The bankruptcy estate includes all the debtors’ property, as well as the debtor’s interests. Some properties are exempt from the estate. When a debtor adopts bankruptcy exemptions, creditors cannot claim such properties. Some of the exempted property includes un-matured life insurance, homestead exemptions, government benefits, and retirement funds that are exempt from taxation. States can establish their own exemptions. A debtor can choose between federal and state exemptions, or they may require the debtor to follow state law. Federal homestead exemptions tend to be lower than many state law exemptions. A person who does not adopt the federal exemptions has to comply with the state laws.

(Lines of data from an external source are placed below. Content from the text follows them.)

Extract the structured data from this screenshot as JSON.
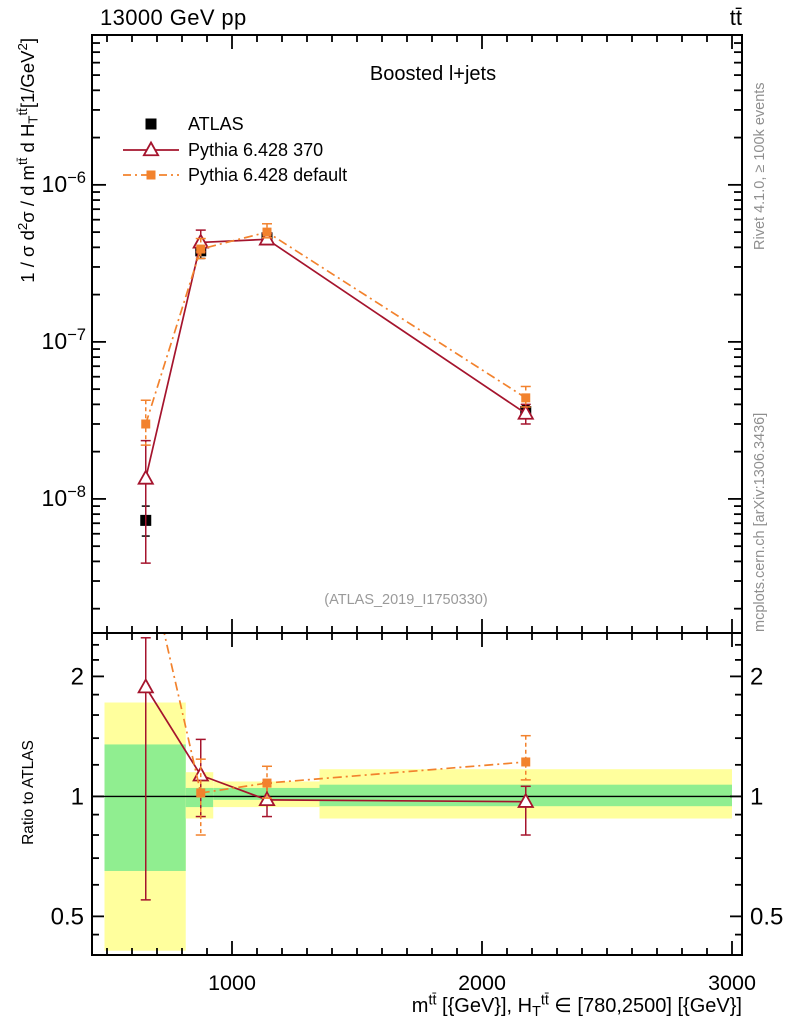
{
  "page": {
    "beam_label": "13000 GeV pp",
    "process_label": "tt̄",
    "plot_title": "Boosted l+jets",
    "watermark": "(ATLAS_2019_I1750330)",
    "side_captions": {
      "rivet": "Rivet 4.1.0, ≥ 100k events",
      "mcplots": "mcplots.cern.ch [arXiv:1306.3436]"
    }
  },
  "chart_data": {
    "type": "line",
    "title": "Boosted l+jets",
    "xlabel": "m^{tt̄} [{GeV}], H_{T}^{tt̄} ∈ [780,2500] [{GeV}]",
    "ylabel": "1 / σ d^{2}σ / d m^{tt̄} d H_{T}^{tt̄}[1/GeV^{2}]",
    "ratio_ylabel": "Ratio to ATLAS",
    "x_axis": {
      "scale": "linear",
      "min": 440,
      "max": 3040,
      "major_ticks": [
        1000,
        2000,
        3000
      ],
      "minor_step": 100
    },
    "y_axis": {
      "scale": "log",
      "min": 1.4e-09,
      "max": 9e-06,
      "major_tick_exponents": [
        -8,
        -7,
        -6
      ]
    },
    "ratio_axis": {
      "scale": "log",
      "min": 0.4,
      "max": 2.57,
      "major_ticks": [
        0.5,
        1,
        2
      ],
      "minor_ticks": [
        0.45,
        0.6,
        0.7,
        0.8,
        0.9,
        1.2,
        1.4,
        1.6,
        1.8,
        2.2,
        2.4
      ]
    },
    "bin_edges": [
      490,
      815,
      925,
      1350,
      3000
    ],
    "x_centers": [
      655,
      875,
      1140,
      2175
    ],
    "series": [
      {
        "id": "atlas",
        "name": "ATLAS",
        "color": "#000000",
        "marker": "square",
        "marker_size": 11,
        "line": "none",
        "values": [
          7.3e-09,
          3.8e-07,
          4.6e-07,
          3.6e-08
        ],
        "err_lo": [
          5.8e-09,
          3.4e-07,
          4.25e-07,
          3.25e-08
        ],
        "err_hi": [
          9e-09,
          4.2e-07,
          4.95e-07,
          3.95e-08
        ],
        "ratio": [
          1,
          1,
          1,
          1
        ]
      },
      {
        "id": "pythia-370",
        "name": "Pythia 6.428 370",
        "color": "#a5142d",
        "marker": "triangle-open",
        "marker_size": 15,
        "line": "solid",
        "values": [
          1.35e-08,
          4.3e-07,
          4.5e-07,
          3.5e-08
        ],
        "err_lo": [
          3.9e-09,
          3.75e-07,
          4.2e-07,
          3e-08
        ],
        "err_hi": [
          2.35e-08,
          5.15e-07,
          4.9e-07,
          4e-08
        ],
        "ratio": [
          1.88,
          1.13,
          0.98,
          0.97
        ],
        "ratio_err_lo": [
          0.55,
          0.89,
          0.89,
          0.8
        ],
        "ratio_err_hi": [
          2.5,
          1.39,
          1.08,
          1.06
        ]
      },
      {
        "id": "pythia-default",
        "name": "Pythia 6.428 default",
        "color": "#f2822d",
        "marker": "square",
        "marker_size": 9,
        "line": "dashdot",
        "values": [
          3e-08,
          3.9e-07,
          5e-07,
          4.4e-08
        ],
        "err_lo": [
          2.2e-08,
          3.4e-07,
          4.6e-07,
          3.85e-08
        ],
        "err_hi": [
          4.25e-08,
          4.55e-07,
          5.65e-07,
          5.2e-08
        ],
        "ratio": [
          4.1,
          1.02,
          1.08,
          1.22
        ],
        "ratio_err_lo": [
          2.9,
          0.8,
          0.99,
          1.1
        ],
        "ratio_err_hi": [
          5.6,
          1.24,
          1.19,
          1.42
        ]
      }
    ],
    "ratio_bands": {
      "yellow": [
        [
          0.41,
          1.72
        ],
        [
          0.88,
          1.15
        ],
        [
          0.94,
          1.09
        ],
        [
          0.88,
          1.17
        ]
      ],
      "green": [
        [
          0.65,
          1.35
        ],
        [
          0.94,
          1.05
        ],
        [
          0.98,
          1.05
        ],
        [
          0.945,
          1.07
        ]
      ]
    },
    "colors": {
      "yellow_band": "#ffff9d",
      "green_band": "#90ee90",
      "atlas": "#000000",
      "pythia370": "#a5142d",
      "pythia_default": "#f2822d",
      "caption_gray": "#8f8f8f",
      "watermark_gray": "#9a9a9a"
    }
  }
}
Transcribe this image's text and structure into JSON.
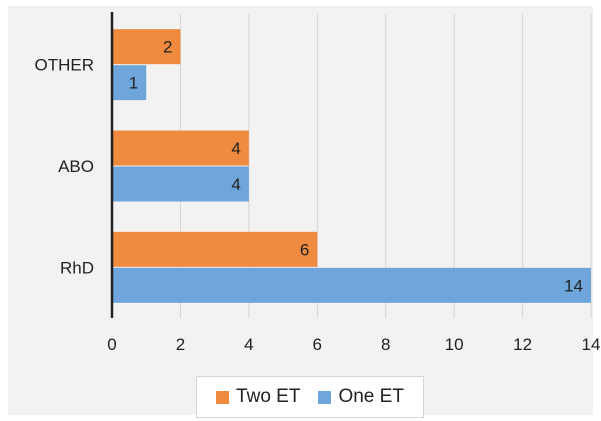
{
  "chart_data": {
    "type": "bar",
    "orientation": "horizontal",
    "categories": [
      "OTHER",
      "ABO",
      "RhD"
    ],
    "series": [
      {
        "name": "Two ET",
        "values": [
          2,
          4,
          6
        ],
        "color": "#ef8a3f"
      },
      {
        "name": "One ET",
        "values": [
          1,
          4,
          14
        ],
        "color": "#6ea5da"
      }
    ],
    "xlim": [
      0,
      14
    ],
    "x_ticks": [
      "0",
      "2",
      "4",
      "6",
      "8",
      "10",
      "12",
      "14"
    ],
    "grid": true,
    "data_labels": true,
    "legend_position": "bottom",
    "title": "",
    "xlabel": "",
    "ylabel": ""
  }
}
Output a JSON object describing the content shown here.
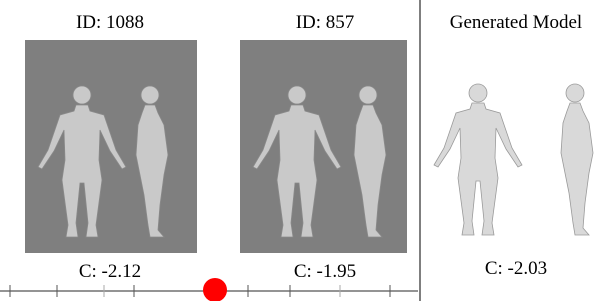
{
  "panels": [
    {
      "title": "ID: 1088",
      "caption": "C: -2.12"
    },
    {
      "title": "ID: 857",
      "caption": "C: -1.95"
    }
  ],
  "generated": {
    "title": "Generated Model",
    "caption": "C: -2.03"
  }
}
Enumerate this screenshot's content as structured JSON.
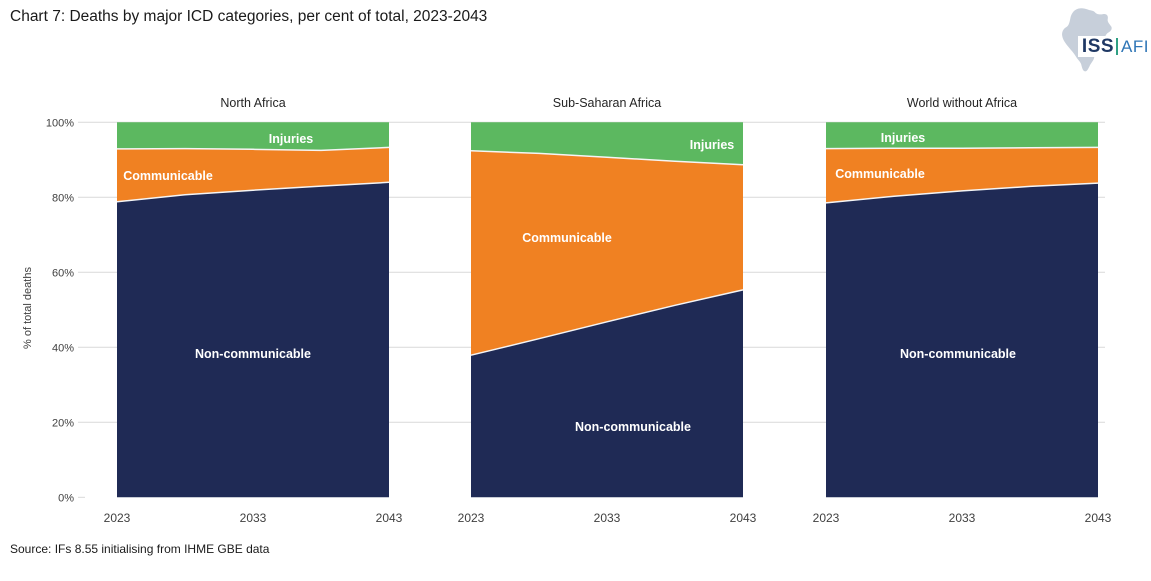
{
  "header": {
    "title": "Chart 7: Deaths by major ICD categories, per cent of total, 2023-2043",
    "logo": {
      "iss": "ISS",
      "afi": "AFI",
      "iss_color": "#1F3864",
      "afi_color": "#2E75B6",
      "separator_color": "#2FA083",
      "africa_color": "#C7CFDA"
    }
  },
  "footer": {
    "source": "Source: IFs 8.55 initialising from IHME GBE data"
  },
  "chart_data": {
    "type": "area",
    "stacked": "percent",
    "title": "Chart 7: Deaths by major ICD categories, per cent of total, 2023-2043",
    "ylabel": "% of total deaths",
    "ylim": [
      0,
      100
    ],
    "grid": true,
    "grid_color": "#D9D9D9",
    "boundary_stroke": "#F5F5F5",
    "yticks": [
      {
        "value": 0,
        "label": "0%"
      },
      {
        "value": 20,
        "label": "20%"
      },
      {
        "value": 40,
        "label": "40%"
      },
      {
        "value": 60,
        "label": "60%"
      },
      {
        "value": 80,
        "label": "80%"
      },
      {
        "value": 100,
        "label": "100%"
      }
    ],
    "x": [
      2023,
      2028,
      2033,
      2038,
      2043
    ],
    "xticks": [
      "2023",
      "2033",
      "2043"
    ],
    "panels": [
      {
        "title": "North Africa",
        "series": [
          {
            "name": "Non-communicable",
            "color": "#1F2A55",
            "values": [
              78.8,
              80.7,
              81.9,
              83.0,
              84.0
            ]
          },
          {
            "name": "Communicable",
            "color": "#F08122",
            "values": [
              14.1,
              12.3,
              10.9,
              9.5,
              9.3
            ]
          },
          {
            "name": "Injuries",
            "color": "#5CB860",
            "values": [
              7.1,
              7.0,
              7.2,
              7.5,
              6.7
            ]
          }
        ]
      },
      {
        "title": "Sub-Saharan Africa",
        "series": [
          {
            "name": "Non-communicable",
            "color": "#1F2A55",
            "values": [
              37.9,
              42.3,
              46.8,
              51.2,
              55.3
            ]
          },
          {
            "name": "Communicable",
            "color": "#F08122",
            "values": [
              54.5,
              49.4,
              43.9,
              38.4,
              33.4
            ]
          },
          {
            "name": "Injuries",
            "color": "#5CB860",
            "values": [
              7.6,
              8.3,
              9.3,
              10.4,
              11.3
            ]
          }
        ]
      },
      {
        "title": "World without Africa",
        "series": [
          {
            "name": "Non-communicable",
            "color": "#1F2A55",
            "values": [
              78.5,
              80.3,
              81.7,
              82.9,
              83.8
            ]
          },
          {
            "name": "Communicable",
            "color": "#F08122",
            "values": [
              14.5,
              12.8,
              11.4,
              10.3,
              9.5
            ]
          },
          {
            "name": "Injuries",
            "color": "#5CB860",
            "values": [
              7.0,
              6.9,
              6.9,
              6.8,
              6.7
            ]
          }
        ]
      }
    ]
  }
}
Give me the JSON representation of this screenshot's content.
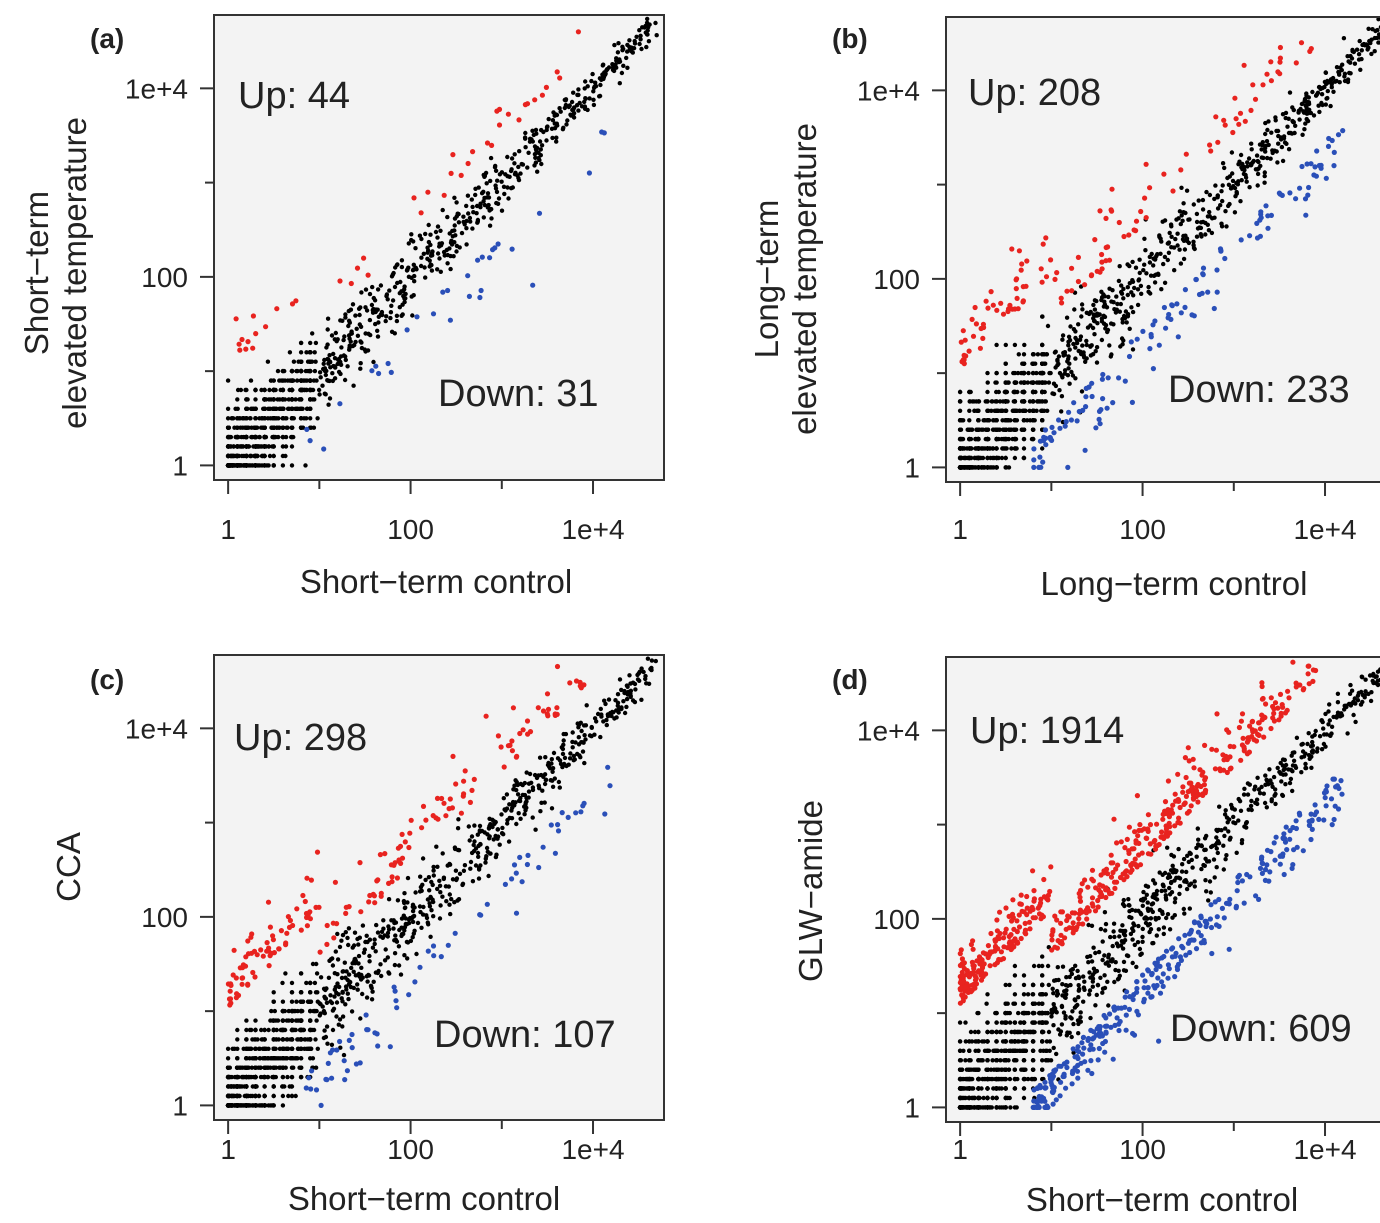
{
  "colors": {
    "up": "#e8231f",
    "down": "#2a4fb8",
    "unchanged": "#000000",
    "frame": "#333333",
    "plot_bg": "#f3f3f3"
  },
  "chart_data": [
    {
      "type": "scatter",
      "panel_label": "(a)",
      "xlabel": "Short−term control",
      "ylabel": [
        "Short−term",
        "elevated temperature"
      ],
      "x_scale": "log10",
      "y_scale": "log10",
      "xlim": [
        0.7,
        60000
      ],
      "ylim": [
        0.7,
        60000
      ],
      "x_ticks": [
        1,
        100,
        10000
      ],
      "x_tick_labels": [
        "1",
        "100",
        "1e+4"
      ],
      "y_ticks": [
        1,
        100,
        10000
      ],
      "y_tick_labels": [
        "1",
        "100",
        "1e+4"
      ],
      "up_label": "Up: 44",
      "down_label": "Down: 31",
      "series": [
        {
          "name": "Up",
          "count": 44
        },
        {
          "name": "Down",
          "count": 31
        }
      ],
      "grid": false
    },
    {
      "type": "scatter",
      "panel_label": "(b)",
      "xlabel": "Long−term control",
      "ylabel": [
        "Long−term",
        "elevated temperature"
      ],
      "x_scale": "log10",
      "y_scale": "log10",
      "xlim": [
        0.7,
        60000
      ],
      "ylim": [
        0.7,
        60000
      ],
      "x_ticks": [
        1,
        100,
        10000
      ],
      "x_tick_labels": [
        "1",
        "100",
        "1e+4"
      ],
      "y_ticks": [
        1,
        100,
        10000
      ],
      "y_tick_labels": [
        "1",
        "100",
        "1e+4"
      ],
      "up_label": "Up: 208",
      "down_label": "Down: 233",
      "series": [
        {
          "name": "Up",
          "count": 208
        },
        {
          "name": "Down",
          "count": 233
        }
      ],
      "grid": false
    },
    {
      "type": "scatter",
      "panel_label": "(c)",
      "xlabel": "Short−term control",
      "ylabel": [
        "CCA"
      ],
      "x_scale": "log10",
      "y_scale": "log10",
      "xlim": [
        0.7,
        60000
      ],
      "ylim": [
        0.7,
        60000
      ],
      "x_ticks": [
        1,
        100,
        10000
      ],
      "x_tick_labels": [
        "1",
        "100",
        "1e+4"
      ],
      "y_ticks": [
        1,
        100,
        10000
      ],
      "y_tick_labels": [
        "1",
        "100",
        "1e+4"
      ],
      "up_label": "Up: 298",
      "down_label": "Down: 107",
      "series": [
        {
          "name": "Up",
          "count": 298
        },
        {
          "name": "Down",
          "count": 107
        }
      ],
      "grid": false
    },
    {
      "type": "scatter",
      "panel_label": "(d)",
      "xlabel": "Short−term control",
      "ylabel": [
        "GLW−amide"
      ],
      "x_scale": "log10",
      "y_scale": "log10",
      "xlim": [
        0.7,
        60000
      ],
      "ylim": [
        0.7,
        60000
      ],
      "x_ticks": [
        1,
        100,
        10000
      ],
      "x_tick_labels": [
        "1",
        "100",
        "1e+4"
      ],
      "y_ticks": [
        1,
        100,
        10000
      ],
      "y_tick_labels": [
        "1",
        "100",
        "1e+4"
      ],
      "up_label": "Up: 1914",
      "down_label": "Down: 609",
      "series": [
        {
          "name": "Up",
          "count": 1914
        },
        {
          "name": "Down",
          "count": 609
        }
      ],
      "grid": false
    }
  ]
}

Florida is liberal with some exemptions. For instance, it has not set a limit on the dollar amount on homestead exemptions. The homestead exemption applies to any home that is a person’s residence and this includes modular homes, condominiums, mobile homes, and single-family homes. However, it limits the size of the real property considered for homestead exemption. The property to be exempted cannot be more than half an acre in the municipality or more than 160 acres in other parts of the county. To file for bankruptcy in Florida, a person should have lived there for at least two years. Florida applies the exemption law of the state. A person who has not lived within the state for the stipulated time does not qualify for the state exemptions, but he or she can use the federal exemptions. If the person does not want to use the federal exemptions, then he can choose to use the exemptions of the state where he lives, or the state where he has lived for the last two years.